Auteur(s) : Mirbeau, Alice

Description
  • « André Baillon (Anvers, 1875 ‑ Saint-Germain-en-Laye, 1932), écrivain belge de langue française, a signé quelques-uns des plus beaux livres de l'entre-deux-guerres: En sabots, Histoire d'une Marie, Un homme si simple, Délires, Le perce-oreille du Luxembourg... Chefs-d'œuvre de style, d'ironie et de sensibilité, ils composent la poignante confession d'un solitaire écorché, cerné par le désespoir et la folie, mais sauvé par l'obsédante passion d'écrire et par un humour libérateur. Si certains de ses livres ont fait l'objet de rééditions récentes, ainsi que de traductions néerlandaises, d'autres sont encore difficilement accessibles, et l'importance de son œuvre reste méconnue. »
    (Renseignements obtenus auprès de l'Association Présence d'André Baillon).
    On notera qu'André Baillon n'est pas sans avoir des points communs avec Mirbeau : enfance difficile, études chez les jésuites, liaisons malheureuses, dépressions… En 1923, année de cette lettre, après s'être lancé dans une relation compliquée et ambiguë avec sa belle‑fille de seize ans, Baillon sombre une fois de plus et est interné à la Salpêtrière.
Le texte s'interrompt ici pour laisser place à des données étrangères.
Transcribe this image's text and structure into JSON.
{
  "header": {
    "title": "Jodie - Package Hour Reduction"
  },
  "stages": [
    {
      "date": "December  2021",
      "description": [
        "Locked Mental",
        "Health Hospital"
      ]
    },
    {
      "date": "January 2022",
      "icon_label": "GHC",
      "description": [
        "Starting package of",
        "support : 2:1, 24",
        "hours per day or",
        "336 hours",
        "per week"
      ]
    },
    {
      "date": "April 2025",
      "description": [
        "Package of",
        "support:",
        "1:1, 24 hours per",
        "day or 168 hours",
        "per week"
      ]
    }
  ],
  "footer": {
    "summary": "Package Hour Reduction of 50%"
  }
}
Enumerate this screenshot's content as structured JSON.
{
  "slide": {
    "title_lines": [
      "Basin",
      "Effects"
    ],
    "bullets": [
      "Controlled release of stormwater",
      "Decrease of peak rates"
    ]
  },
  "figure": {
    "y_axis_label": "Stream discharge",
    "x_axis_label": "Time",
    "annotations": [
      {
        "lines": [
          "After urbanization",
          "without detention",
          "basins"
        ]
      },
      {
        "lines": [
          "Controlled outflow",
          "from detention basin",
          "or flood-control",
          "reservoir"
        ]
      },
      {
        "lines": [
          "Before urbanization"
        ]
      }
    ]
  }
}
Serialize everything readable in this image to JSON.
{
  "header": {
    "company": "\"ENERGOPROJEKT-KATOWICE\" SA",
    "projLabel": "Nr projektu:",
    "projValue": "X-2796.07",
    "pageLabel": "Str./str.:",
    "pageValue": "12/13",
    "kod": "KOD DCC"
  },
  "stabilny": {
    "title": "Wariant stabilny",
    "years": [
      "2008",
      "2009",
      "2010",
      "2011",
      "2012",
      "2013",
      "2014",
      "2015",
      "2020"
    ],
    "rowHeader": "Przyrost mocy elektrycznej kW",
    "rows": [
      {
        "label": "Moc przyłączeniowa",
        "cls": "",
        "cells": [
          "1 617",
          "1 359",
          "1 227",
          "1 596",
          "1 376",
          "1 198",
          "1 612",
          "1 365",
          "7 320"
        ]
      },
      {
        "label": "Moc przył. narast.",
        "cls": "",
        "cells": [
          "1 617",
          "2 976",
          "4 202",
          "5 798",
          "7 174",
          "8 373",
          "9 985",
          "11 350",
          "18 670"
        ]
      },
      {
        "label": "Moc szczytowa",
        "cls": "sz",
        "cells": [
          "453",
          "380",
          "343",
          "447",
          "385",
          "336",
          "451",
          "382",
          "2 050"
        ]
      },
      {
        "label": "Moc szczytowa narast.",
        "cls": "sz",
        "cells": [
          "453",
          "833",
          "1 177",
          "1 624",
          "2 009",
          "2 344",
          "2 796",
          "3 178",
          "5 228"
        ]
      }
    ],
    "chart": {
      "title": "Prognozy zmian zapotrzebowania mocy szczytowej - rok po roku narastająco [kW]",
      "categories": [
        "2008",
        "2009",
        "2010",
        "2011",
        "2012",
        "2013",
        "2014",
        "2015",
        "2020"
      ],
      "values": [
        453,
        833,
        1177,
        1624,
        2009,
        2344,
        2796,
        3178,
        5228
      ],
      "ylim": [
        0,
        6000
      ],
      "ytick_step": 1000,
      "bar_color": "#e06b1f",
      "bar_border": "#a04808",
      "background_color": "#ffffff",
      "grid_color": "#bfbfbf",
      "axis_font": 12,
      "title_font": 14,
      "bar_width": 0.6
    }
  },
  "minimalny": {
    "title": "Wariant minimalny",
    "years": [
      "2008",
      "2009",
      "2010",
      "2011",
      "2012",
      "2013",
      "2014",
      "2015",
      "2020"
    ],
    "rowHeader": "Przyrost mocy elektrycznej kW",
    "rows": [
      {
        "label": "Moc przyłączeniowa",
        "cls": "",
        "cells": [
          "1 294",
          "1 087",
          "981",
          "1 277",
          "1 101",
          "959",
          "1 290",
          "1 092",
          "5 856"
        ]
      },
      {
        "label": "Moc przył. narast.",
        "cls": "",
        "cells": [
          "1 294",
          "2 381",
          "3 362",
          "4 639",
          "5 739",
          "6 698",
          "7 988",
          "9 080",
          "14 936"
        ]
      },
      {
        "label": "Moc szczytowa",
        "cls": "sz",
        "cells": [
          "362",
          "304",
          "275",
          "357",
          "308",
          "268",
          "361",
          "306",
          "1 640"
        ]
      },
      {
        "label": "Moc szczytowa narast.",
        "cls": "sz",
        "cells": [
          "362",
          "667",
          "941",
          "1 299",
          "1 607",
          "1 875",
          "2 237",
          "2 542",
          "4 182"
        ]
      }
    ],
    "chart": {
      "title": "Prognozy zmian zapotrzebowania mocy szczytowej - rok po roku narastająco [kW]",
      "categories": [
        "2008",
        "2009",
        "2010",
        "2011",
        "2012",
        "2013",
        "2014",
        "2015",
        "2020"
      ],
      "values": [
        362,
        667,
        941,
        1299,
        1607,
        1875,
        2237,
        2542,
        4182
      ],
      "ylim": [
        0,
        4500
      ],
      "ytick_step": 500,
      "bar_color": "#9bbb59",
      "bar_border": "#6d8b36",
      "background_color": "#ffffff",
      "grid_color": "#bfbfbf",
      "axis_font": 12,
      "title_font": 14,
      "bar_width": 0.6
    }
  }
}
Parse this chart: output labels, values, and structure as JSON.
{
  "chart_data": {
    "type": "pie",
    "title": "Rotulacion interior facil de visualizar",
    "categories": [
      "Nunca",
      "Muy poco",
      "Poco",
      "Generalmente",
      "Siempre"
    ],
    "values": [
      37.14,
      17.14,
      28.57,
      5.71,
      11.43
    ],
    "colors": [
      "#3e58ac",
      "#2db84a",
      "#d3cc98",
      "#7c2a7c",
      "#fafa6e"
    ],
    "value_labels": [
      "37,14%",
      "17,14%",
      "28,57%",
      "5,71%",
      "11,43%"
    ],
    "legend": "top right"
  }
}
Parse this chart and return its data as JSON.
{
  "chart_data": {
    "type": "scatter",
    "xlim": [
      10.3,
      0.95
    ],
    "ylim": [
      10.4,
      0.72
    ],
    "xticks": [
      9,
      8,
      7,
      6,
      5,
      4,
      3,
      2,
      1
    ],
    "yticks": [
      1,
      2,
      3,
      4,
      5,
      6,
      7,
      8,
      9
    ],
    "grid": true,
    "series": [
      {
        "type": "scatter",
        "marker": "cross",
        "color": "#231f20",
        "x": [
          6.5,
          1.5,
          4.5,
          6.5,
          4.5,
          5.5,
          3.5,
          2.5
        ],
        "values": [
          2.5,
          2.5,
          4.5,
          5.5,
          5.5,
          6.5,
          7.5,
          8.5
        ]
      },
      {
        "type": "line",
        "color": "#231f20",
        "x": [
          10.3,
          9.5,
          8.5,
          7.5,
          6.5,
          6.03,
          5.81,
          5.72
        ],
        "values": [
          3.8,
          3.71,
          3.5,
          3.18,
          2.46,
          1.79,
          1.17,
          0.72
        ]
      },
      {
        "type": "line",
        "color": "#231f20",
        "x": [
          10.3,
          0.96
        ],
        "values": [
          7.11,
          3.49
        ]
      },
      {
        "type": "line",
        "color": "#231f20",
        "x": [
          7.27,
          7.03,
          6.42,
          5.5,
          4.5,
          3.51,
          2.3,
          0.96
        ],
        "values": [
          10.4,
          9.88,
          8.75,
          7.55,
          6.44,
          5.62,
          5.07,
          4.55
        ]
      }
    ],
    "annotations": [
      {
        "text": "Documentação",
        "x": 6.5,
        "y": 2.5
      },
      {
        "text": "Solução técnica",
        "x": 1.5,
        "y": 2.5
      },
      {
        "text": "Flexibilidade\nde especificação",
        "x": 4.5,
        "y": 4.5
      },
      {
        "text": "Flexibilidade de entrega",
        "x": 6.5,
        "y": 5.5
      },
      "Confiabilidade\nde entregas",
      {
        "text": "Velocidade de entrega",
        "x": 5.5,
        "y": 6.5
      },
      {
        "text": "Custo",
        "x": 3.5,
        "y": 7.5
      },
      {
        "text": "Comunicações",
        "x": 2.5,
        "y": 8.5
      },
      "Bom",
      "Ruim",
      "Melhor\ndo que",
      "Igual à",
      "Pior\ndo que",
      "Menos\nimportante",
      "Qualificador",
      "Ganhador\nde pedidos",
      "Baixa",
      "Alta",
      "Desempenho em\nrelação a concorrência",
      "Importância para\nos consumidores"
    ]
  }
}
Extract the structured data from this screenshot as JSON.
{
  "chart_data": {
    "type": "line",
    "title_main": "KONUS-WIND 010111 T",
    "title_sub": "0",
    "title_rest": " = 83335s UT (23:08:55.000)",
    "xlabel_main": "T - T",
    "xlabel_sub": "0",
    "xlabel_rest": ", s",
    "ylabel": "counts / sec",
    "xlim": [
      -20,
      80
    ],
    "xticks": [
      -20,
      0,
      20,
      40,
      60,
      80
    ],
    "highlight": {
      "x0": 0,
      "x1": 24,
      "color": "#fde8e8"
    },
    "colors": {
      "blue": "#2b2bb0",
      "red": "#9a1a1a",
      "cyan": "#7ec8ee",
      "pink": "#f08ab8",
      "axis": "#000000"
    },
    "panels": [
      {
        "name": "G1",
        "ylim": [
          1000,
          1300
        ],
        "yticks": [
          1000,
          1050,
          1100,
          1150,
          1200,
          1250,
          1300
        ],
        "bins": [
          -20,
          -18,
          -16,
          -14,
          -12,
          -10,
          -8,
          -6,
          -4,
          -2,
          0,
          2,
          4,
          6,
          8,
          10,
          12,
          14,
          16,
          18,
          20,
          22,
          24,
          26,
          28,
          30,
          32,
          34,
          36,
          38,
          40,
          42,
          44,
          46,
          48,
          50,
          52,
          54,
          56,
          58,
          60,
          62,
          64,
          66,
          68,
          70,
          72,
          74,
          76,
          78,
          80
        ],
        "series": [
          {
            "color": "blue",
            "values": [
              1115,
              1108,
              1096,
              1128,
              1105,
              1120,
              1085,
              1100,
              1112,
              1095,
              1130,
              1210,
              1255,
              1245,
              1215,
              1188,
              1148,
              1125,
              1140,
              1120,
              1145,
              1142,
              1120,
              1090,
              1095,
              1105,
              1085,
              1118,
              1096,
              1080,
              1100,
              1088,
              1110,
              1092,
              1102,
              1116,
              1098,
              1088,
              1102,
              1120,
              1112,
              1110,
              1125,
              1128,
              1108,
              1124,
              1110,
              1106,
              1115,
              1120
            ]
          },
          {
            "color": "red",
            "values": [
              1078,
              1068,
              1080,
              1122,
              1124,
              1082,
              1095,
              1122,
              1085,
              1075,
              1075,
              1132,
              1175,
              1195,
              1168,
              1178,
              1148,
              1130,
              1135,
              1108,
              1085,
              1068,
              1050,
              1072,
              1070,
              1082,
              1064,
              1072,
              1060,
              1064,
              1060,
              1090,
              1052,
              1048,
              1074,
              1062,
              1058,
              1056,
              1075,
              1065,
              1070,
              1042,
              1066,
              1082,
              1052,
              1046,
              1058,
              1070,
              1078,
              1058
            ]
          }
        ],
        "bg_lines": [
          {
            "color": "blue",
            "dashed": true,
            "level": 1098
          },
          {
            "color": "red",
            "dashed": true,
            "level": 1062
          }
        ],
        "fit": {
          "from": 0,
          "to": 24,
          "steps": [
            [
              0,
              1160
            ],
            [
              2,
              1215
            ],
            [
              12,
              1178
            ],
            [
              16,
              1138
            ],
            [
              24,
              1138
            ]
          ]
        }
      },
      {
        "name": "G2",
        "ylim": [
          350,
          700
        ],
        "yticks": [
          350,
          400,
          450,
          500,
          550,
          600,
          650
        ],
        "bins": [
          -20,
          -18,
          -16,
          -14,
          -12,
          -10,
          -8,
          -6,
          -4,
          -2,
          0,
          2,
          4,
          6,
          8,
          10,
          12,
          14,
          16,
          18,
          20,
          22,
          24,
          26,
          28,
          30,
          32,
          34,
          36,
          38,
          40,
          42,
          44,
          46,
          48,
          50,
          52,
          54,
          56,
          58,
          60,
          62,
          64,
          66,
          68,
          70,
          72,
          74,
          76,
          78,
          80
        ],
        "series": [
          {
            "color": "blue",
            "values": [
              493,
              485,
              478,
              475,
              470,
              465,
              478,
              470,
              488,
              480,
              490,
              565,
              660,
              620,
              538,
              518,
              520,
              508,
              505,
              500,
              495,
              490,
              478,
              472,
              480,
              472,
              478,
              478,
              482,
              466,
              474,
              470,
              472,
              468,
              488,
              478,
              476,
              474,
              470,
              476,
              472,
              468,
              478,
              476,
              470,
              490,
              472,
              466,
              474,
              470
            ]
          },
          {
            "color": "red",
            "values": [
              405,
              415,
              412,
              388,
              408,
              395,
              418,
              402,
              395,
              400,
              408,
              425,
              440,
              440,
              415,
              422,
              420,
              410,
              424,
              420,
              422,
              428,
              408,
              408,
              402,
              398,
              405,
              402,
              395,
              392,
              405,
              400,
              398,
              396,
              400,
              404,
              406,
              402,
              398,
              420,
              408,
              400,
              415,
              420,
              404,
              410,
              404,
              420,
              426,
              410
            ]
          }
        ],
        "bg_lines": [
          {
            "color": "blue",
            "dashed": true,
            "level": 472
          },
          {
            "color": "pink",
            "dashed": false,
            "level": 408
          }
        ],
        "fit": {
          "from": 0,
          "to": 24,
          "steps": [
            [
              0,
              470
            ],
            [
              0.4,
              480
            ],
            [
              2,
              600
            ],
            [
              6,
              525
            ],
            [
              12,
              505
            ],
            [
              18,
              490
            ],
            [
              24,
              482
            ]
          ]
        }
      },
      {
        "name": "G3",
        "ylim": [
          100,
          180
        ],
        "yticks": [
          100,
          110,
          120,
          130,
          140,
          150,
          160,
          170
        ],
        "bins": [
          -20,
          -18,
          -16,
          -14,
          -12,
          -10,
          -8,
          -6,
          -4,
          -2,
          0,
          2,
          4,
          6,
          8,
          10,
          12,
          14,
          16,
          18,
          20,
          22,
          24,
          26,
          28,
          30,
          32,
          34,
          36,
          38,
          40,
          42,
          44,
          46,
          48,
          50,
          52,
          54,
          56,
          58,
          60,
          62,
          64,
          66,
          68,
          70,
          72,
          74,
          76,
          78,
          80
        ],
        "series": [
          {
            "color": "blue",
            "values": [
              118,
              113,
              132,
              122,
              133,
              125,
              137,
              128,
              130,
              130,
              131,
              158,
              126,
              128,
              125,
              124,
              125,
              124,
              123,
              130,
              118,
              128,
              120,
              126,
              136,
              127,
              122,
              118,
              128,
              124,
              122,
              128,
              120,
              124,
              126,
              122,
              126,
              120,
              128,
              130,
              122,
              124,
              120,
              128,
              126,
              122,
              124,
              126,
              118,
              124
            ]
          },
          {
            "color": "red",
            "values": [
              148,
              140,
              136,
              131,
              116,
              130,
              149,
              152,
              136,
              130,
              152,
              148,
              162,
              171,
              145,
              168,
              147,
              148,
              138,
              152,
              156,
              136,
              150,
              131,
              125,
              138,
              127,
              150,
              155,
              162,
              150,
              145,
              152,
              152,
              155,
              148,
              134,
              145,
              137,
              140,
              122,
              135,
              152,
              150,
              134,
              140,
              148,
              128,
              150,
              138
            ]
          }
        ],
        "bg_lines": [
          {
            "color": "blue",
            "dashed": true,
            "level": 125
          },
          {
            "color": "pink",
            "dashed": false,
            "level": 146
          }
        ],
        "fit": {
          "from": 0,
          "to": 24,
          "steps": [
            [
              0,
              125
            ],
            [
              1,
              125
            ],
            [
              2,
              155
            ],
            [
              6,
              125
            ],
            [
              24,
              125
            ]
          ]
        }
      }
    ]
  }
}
L'invitation faite à André Baillon est consécutive à la lettre (non retrouvée) que Charles Vildrac a envoyée à Marguerite Audoux, qui l'a elle‑même fait suivre à Mme Mirbeau. D'où cette lettre (même cote) d'Alice Mirbeau à Charles Vildrac, écrite le même jour que celle adressée à la romancière :
    « Cher Monsieur,
    Marguerite Audoux m'a envoyé votre lettre et l'appel pour M. Baillon est si pressant que depuis deux jours je cherche comment faire pour qu'il vienne tout de suite ici.
    J'ai trouvé. À cinquante pas de mon pavillon habitent, dans une gentille maison à eux, un ancien jardinier et sa femme très bonne cuisinière, propre et agréable. Ils ont une jolie chambre où ils reçoivent l'été un pensionnaire. M. Baillon sera très bien soigné et entre les repas il vivra à la Fondation [un groupe de mots illisible] et le moment arrivera vite où il ne sera plus seul.
    Je ferai de mon mieux pour qu'il ne s'ennuie pas.
    Dites‑moi quel jour il arrivera.
    Il pourrait prendre un train à 1h 50 gare St Lazare pour Triel, je le ferai chercher et voilà.
    Croyez, Cher Monsieur, à mes meilleurs sentiments.
    A. Octave Mirbeau »

    (Lettre due à l'aimable vigilance de Pierre Michel)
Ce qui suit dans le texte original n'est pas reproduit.